Scalpers especially love this reversal combination, as it always serves as a signal for a timely exit or a trend reversal. You can take a closer look at this pattern in the image below:


 The second, equally common, reversal candlestick pattern is the "Hammer and Hanging Man." The names of these combinations do indeed evoke images; for example, the "Hammer" has a small body and a large lower shadow, with the upper shadow being very small or absent altogether. Therefore, the candlestick resembles a hammer, no matter which way we look at it.

This combination occurs at the peak of a trend and suggests that the trend is currently running out of steam and will soon be recaptured by the opposing side, leading to a trend reversal. The hammer is a very popular pattern and works very well on four-hour and daily charts. It's also noteworthy that the hammer most often appears near support and resistance levels, which may indicate that players simply lack the strength to break through this price level, and the price will roll back to the previous level.

However, after the price pulls back and strengthens, another breakout attempt may occur. Therefore, you should understand that the Hammer indicates an imminent reversal. Whether this is a pullback or a global trend shift, you should focus on fundamental indicators. The difference between a hammer and a hanging man is only in the trend in which it originates.

So, in a bullish trend, a candlestick resembling a hammer is called a hanging man, while in a bearish trend, it's called a hammer. You can see an example of a hammer and a hanging man in the image below:

reversal candlestick combinations
 The third candlestick pattern, most often seen at the end of a trend, is the Harami. This interesting Japanese name conceals a surprising Russian translation, which means "Pregnant.".

The pattern consists of two candlesticks, the first of which should be long (either bullish or bearish), and the second one that appears should be in the middle of the previous one, reminiscent of a mother with a child in her womb. Despite this abstraction, the pattern is considered very strong, so when it appears, you should understand that the trend has simply run out of steam and a pullback is about to begin. 
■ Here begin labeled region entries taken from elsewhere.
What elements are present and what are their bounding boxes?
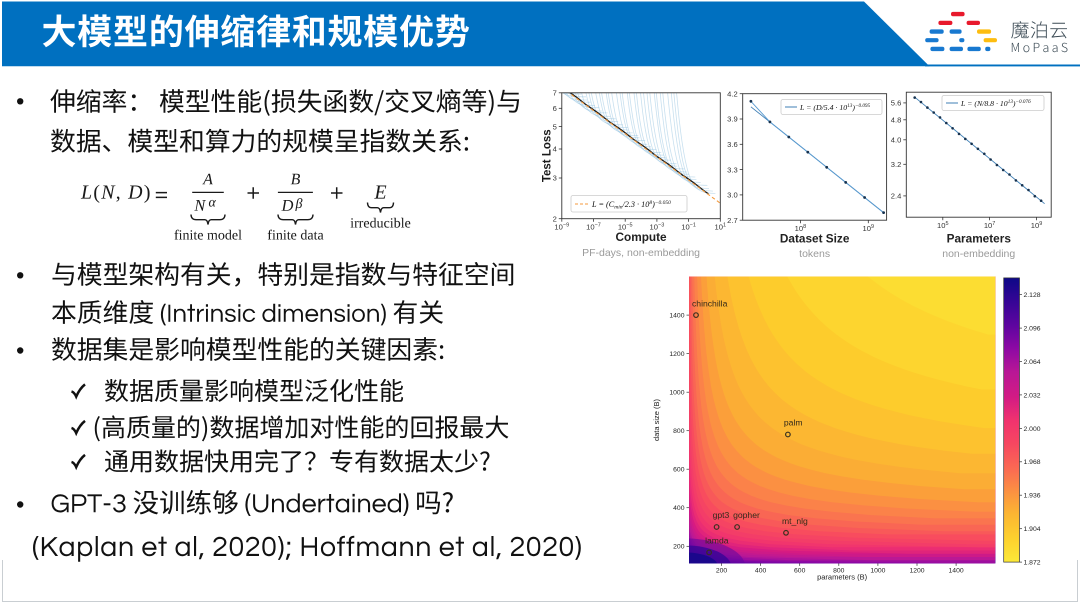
- svg-text:gpt3: gpt3: [713, 510, 730, 520]
- svg-text:200: 200: [673, 544, 685, 551]
- svg-text:1.936: 1.936: [1024, 493, 1041, 500]
- svg-text:6: 6: [553, 104, 557, 113]
- svg-text:non-embedding: non-embedding: [942, 248, 1015, 260]
- svg-text:800: 800: [833, 567, 845, 574]
- svg-text:lamda: lamda: [705, 536, 729, 546]
- svg-text:L = (Cmin/2.3 · 108)−0.050: L = (Cmin/2.3 · 108)−0.050: [591, 200, 671, 211]
- svg-text:10−1: 10−1: [681, 223, 696, 232]
- svg-text:chinchilla: chinchilla: [692, 298, 728, 308]
- svg-text:10−5: 10−5: [618, 223, 633, 232]
- svg-text:10−3: 10−3: [650, 223, 665, 232]
- svg-text:palm: palm: [784, 418, 803, 428]
- svg-text:tokens: tokens: [799, 248, 830, 260]
- svg-text:1200: 1200: [909, 567, 924, 574]
- svg-text:3.9: 3.9: [727, 115, 738, 124]
- svg-text:3.3: 3.3: [727, 165, 738, 174]
- svg-text:Test Loss: Test Loss: [542, 129, 554, 182]
- svg-text:1000: 1000: [870, 567, 885, 574]
- svg-text:gopher: gopher: [733, 510, 760, 520]
- svg-text:2.4: 2.4: [891, 192, 902, 201]
- svg-text:1000: 1000: [669, 390, 684, 397]
- svg-text:200: 200: [716, 567, 728, 574]
- svg-text:3.2: 3.2: [891, 160, 902, 169]
- svg-text:1400: 1400: [669, 312, 684, 319]
- svg-text:4.8: 4.8: [891, 116, 902, 125]
- svg-text:Parameters: Parameters: [947, 232, 1012, 246]
- svg-text:7: 7: [553, 89, 557, 98]
- svg-text:400: 400: [755, 567, 767, 574]
- svg-text:3: 3: [553, 174, 557, 183]
- svg-text:3.0: 3.0: [727, 191, 738, 200]
- svg-text:5: 5: [553, 122, 557, 131]
- svg-text:101: 101: [715, 223, 727, 232]
- svg-text:2.096: 2.096: [1024, 326, 1041, 333]
- svg-text:400: 400: [673, 505, 685, 512]
- svg-text:4: 4: [553, 145, 557, 154]
- svg-text:4.0: 4.0: [891, 136, 902, 145]
- svg-text:3.6: 3.6: [727, 140, 738, 149]
- svg-text:10−9: 10−9: [554, 223, 569, 232]
- svg-text:1200: 1200: [669, 351, 684, 358]
- svg-text:2: 2: [553, 214, 557, 223]
- svg-text:800: 800: [673, 428, 685, 435]
- svg-text:109: 109: [863, 224, 875, 233]
- svg-text:data size (B): data size (B): [652, 398, 661, 441]
- svg-text:600: 600: [673, 467, 685, 474]
- svg-text:5.6: 5.6: [891, 99, 902, 108]
- svg-text:1400: 1400: [949, 567, 964, 574]
- svg-text:PF-days, non-embedding: PF-days, non-embedding: [582, 247, 700, 259]
- svg-text:2.128: 2.128: [1024, 292, 1041, 299]
- svg-text:1.968: 1.968: [1024, 459, 1041, 466]
- svg-text:L = (D/5.4 · 1013)−0.095: L = (D/5.4 · 1013)−0.095: [799, 103, 871, 112]
- svg-text:Compute: Compute: [615, 230, 667, 244]
- svg-text:108: 108: [795, 224, 807, 233]
- svg-text:L = (N/8.8 · 1013)−0.076: L = (N/8.8 · 1013)−0.076: [960, 99, 1031, 108]
- svg-text:4.2: 4.2: [727, 89, 738, 98]
- svg-text:2.032: 2.032: [1024, 392, 1041, 399]
- svg-text:107: 107: [984, 221, 996, 230]
- svg-text:2.7: 2.7: [727, 216, 738, 225]
- svg-text:105: 105: [937, 221, 949, 230]
- svg-text:600: 600: [794, 567, 806, 574]
- svg-text:parameters (B): parameters (B): [817, 573, 868, 582]
- svg-text:1.904: 1.904: [1024, 526, 1041, 533]
- svg-text:mt_nlg: mt_nlg: [782, 516, 808, 526]
- svg-text:2.064: 2.064: [1024, 359, 1041, 366]
- svg-text:109: 109: [1031, 221, 1043, 230]
- svg-text:Dataset Size: Dataset Size: [780, 232, 850, 246]
- svg-text:2.000: 2.000: [1024, 426, 1041, 433]
- svg-text:1.872: 1.872: [1024, 560, 1041, 567]
- svg-text:10−7: 10−7: [586, 223, 601, 232]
Many traders stumble over this pattern, believing it's the ideal entry point for a trend continuation, as it doesn't occur at the peak. However, this is a profound misconception, leading to stop orders being triggered. Remember, when you see a Harami, prepare for the trend to end! You can see an example of a Harami in the image below:


The fourth reversal candlestick pattern you may often see on your charts is the Inverted Hammer. This combination is no different from the Hammer pattern, but the difference is that the shadow points upward instead of downward as in the Hammer. It is considered a strong bullish signal, occurring at the bottom of a bearish trend. 

To confidently enter a position, you need to wait for the second candlestick, which should also be bullish. If this doesn't happen, I recommend simply ignoring this signal, considering it unconfirmed. You can see an example of an "Inverted Hammer" in the image below:


 Many who have ever encountered information on candlestick patterns have probably wondered, "What about the Doji?" Indeed, the Doji pattern is the most common, but it doesn't show a clear reversal point, as is often assumed. For those unfamiliar, the Doji consists of two or one long shadow, with no actual candlestick body. 
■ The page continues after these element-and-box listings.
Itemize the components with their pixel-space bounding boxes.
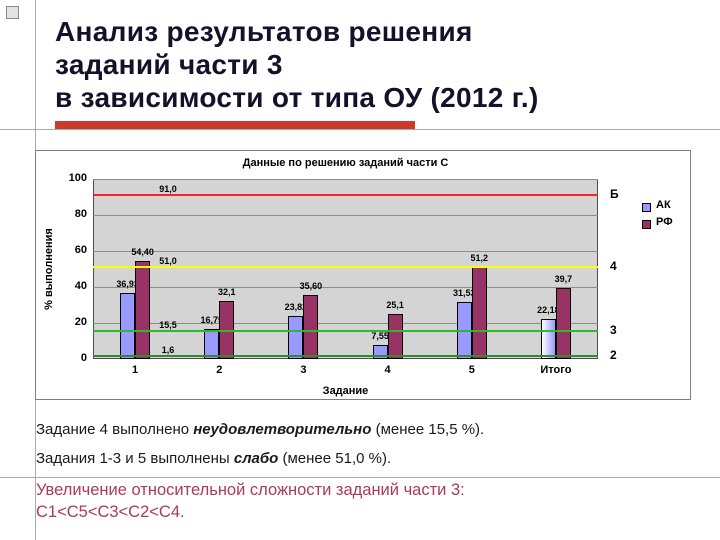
reference-line-2 [93,355,598,358]
bar-РФ-3 [303,294,319,359]
x-axis-tick-label: 2 [216,364,223,376]
y-axis-tick-label: 60 [74,244,87,256]
grade-boundary-label: 3 [610,323,617,338]
bar-label-РФ-2: 32,1 [217,287,236,298]
legend-swatch-АК [642,203,651,212]
bar-label-АК-4: 7,55 [371,331,389,342]
conclusion-line-2: С1<С5<С3<С2<С4. [36,502,185,521]
title-line-1: Анализ результатов решения [55,16,473,47]
chart-gridline [93,251,598,252]
y-axis-tick-label: 0 [80,352,87,364]
y-axis-tick-label: 100 [68,172,87,184]
y-axis-tick-label: 80 [74,208,87,220]
legend-swatch-РФ [642,220,651,229]
conclusion-block: Увеличение относительной сложности задан… [36,480,465,524]
y-axis-tick-label: 40 [74,280,87,292]
bar-label-АК-5: 31,53 [452,288,476,299]
bar-РФ-5 [471,266,487,359]
grade-boundary-label: Б [610,187,619,202]
note-task4-text: Задание 4 выполнено [36,421,194,438]
grade-boundary-label: 4 [610,259,617,274]
bar-РФ-4 [387,313,403,359]
note-tasks-1-3-5: Задания 1-3 и 5 выполнены слабо (менее 5… [36,450,391,467]
note-tasks-text: Задания 1-3 и 5 выполнены [36,450,234,467]
bar-РФ-1 [135,261,151,359]
reference-line-label: 51,0 [159,256,177,267]
reference-line-label: 91,0 [159,184,177,195]
bar-label-АК-2: 16,75 [200,314,224,325]
legend-label-РФ: РФ [656,216,673,228]
y-axis-tick-label: 20 [74,316,87,328]
x-axis-tick-label: 1 [132,364,139,376]
x-axis-title: Задание [322,385,369,397]
y-axis-title: % выполнения [43,228,55,310]
title-line-3: в зависимости от типа ОУ (2012 г.) [55,81,539,113]
title-accent-bar [55,121,415,129]
reference-line-label: 1,6 [161,345,175,356]
bar-АК-2 [204,328,220,359]
note-tasks-emphasis: слабо [233,450,279,467]
chart-title: Данные по решению заданий части С [242,157,449,169]
template-corner-square [6,6,19,19]
note-task4: Задание 4 выполнено неудовлетворительно … [36,421,484,438]
chart-gridline [93,215,598,216]
footer-rule-line [0,477,720,478]
bar-АК-Итого [540,319,556,359]
x-axis-tick-label: 3 [300,364,307,376]
reference-line-label: 15,5 [159,320,177,331]
title-rule-line [0,129,720,130]
bar-label-АК-Итого: 22,18 [537,305,560,316]
title-line-2: заданий части 3 [55,48,283,80]
reference-line-4 [93,266,598,269]
legend-label-АК: АК [656,199,671,211]
note-task4-emphasis: неудовлетворительно [193,421,372,438]
reference-line-3 [93,330,598,333]
chart-plot-area [93,179,598,359]
bar-label-АК-3: 23,82 [284,302,308,313]
bar-label-РФ-1: 54,40 [131,247,154,258]
slide-title: Анализ результатов решения заданий части… [55,16,539,114]
conclusion-line-1: Увеличение относительной сложности задан… [36,481,465,499]
bar-label-РФ-Итого: 39,7 [554,273,573,284]
note-tasks-threshold: (менее 51,0 %). [278,450,392,467]
chart-gridline [93,287,598,288]
bar-label-АК-1: 36,93 [116,278,139,289]
bar-label-РФ-4: 25,1 [386,299,404,310]
bar-chart: 36,93 54,40 1 16,75 32,1 2 23,82 35,60 3 7,55 25,1… [35,150,691,400]
bar-РФ-Итого [555,287,571,359]
bar-АК-3 [288,316,304,359]
bar-label-РФ-3: 35,60 [299,280,323,291]
x-axis-tick-label: Итого [540,364,572,376]
x-axis-tick-label: 4 [384,364,391,376]
bar-label-РФ-5: 51,2 [470,252,489,263]
chart-gridline [93,179,598,180]
grade-boundary-label: 2 [610,348,617,363]
reference-line-Б [93,194,598,197]
note-task4-threshold: (менее 15,5 %). [371,421,485,438]
bar-АК-1 [120,292,136,359]
x-axis-tick-label: 5 [468,364,475,376]
chart-gridline [93,323,598,324]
The appearance of a Doji may indicate a creeping doubt among the bulls or bears driving the price. However, this doesn't necessarily mean a reversal will occur, as after a brief pause, the movement may resume with renewed vigor. If you're buying or selling and a Doji appears, it's probably the best time to consider your exit point and be prepared for new reversals. You can see an example of the pattern in the image below:

In conclusion, I'd like to point out that reversal candlestick patterns typically occur before news releases or important announcements. Therefore, you'll always be forewarned that a reversal is imminent, unlike the typical trader who enters a position near the end of a trend or exits with a lost profit because an unexpected reversal simply wipes out all their profits.

Thank you for your attention, and I hope you, too, will actively monitor the price chart and avoid the mistakes many make. Good luck.